Please understand this doesn’t necessarily mean writing short articles, but writing concisely. Keep sentences tight and get rid of fillers. The Content Marketing Institute has a nice guide on writing content that engages mobile readers.
The Continued Value of In-Depth Articles
Not for a minute are we discounting the in-depth article. In fact, Google has an “In-depth articles” feature for broad topic search results. It’s an algorithm meant to highlight high-quality content for deeper research. That last link offers some tips for optimizing your site for the Google feature. Though keep in mind that showing up in this feature in the search results seems to be getting harder. Though that shouldn’t deter you from writing long-form content.
Copyhackers has a helpful (and long!) piece on the benefits of writing both long and short articles. It comes down to this: Unless you have a large fan base (the sort of following Seth Godin or Disney enjoys), succeeding with short content is going to be extremely difficult.
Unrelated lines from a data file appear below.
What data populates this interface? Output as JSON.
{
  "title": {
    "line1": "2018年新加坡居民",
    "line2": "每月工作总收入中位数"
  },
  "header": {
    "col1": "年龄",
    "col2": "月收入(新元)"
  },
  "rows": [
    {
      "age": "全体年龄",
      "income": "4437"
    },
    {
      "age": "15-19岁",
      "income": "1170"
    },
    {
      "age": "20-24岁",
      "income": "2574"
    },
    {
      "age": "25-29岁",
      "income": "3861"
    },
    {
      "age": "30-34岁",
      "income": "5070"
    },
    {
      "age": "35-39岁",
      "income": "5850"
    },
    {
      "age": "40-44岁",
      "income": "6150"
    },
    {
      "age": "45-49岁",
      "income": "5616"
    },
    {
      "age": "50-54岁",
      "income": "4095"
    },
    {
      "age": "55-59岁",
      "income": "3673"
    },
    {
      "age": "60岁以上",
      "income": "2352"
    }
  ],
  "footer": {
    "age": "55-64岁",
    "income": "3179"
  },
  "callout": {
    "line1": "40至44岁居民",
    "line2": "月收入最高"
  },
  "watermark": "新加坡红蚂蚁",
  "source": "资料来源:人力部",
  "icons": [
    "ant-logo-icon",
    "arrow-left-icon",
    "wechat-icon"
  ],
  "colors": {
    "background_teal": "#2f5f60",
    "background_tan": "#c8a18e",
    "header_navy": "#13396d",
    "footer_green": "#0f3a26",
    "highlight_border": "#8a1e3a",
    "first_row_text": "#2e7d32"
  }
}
Long content, around 2,000 words, actually does best when it comes to ranking, socials shares and holding reader attention.
Of course, length isn’t a recipe for success on its own. You’ve got to do research, write quality content of substance and do it on the regular. Present it with images and in a way that’s easily skimmed, and you might find that sweet spot.
21st Century Readers: Interested and in a Hurry
Our overall point here? Get to the point. Whether it’s with amazing images and a few hundred words or deep research that takes 2,000 words, make every bit of content count. (I realize this is actually a long article. Our rule of thumb is to say as much as needed to be useful, and maintain a good mix of long-form and brief articles in our library of content.)
Your readers are busy, and so are you. Make the most of your time and theirs by creating content that grabs attention and keeps it, and maybe they’ll read all the way down to the comment section.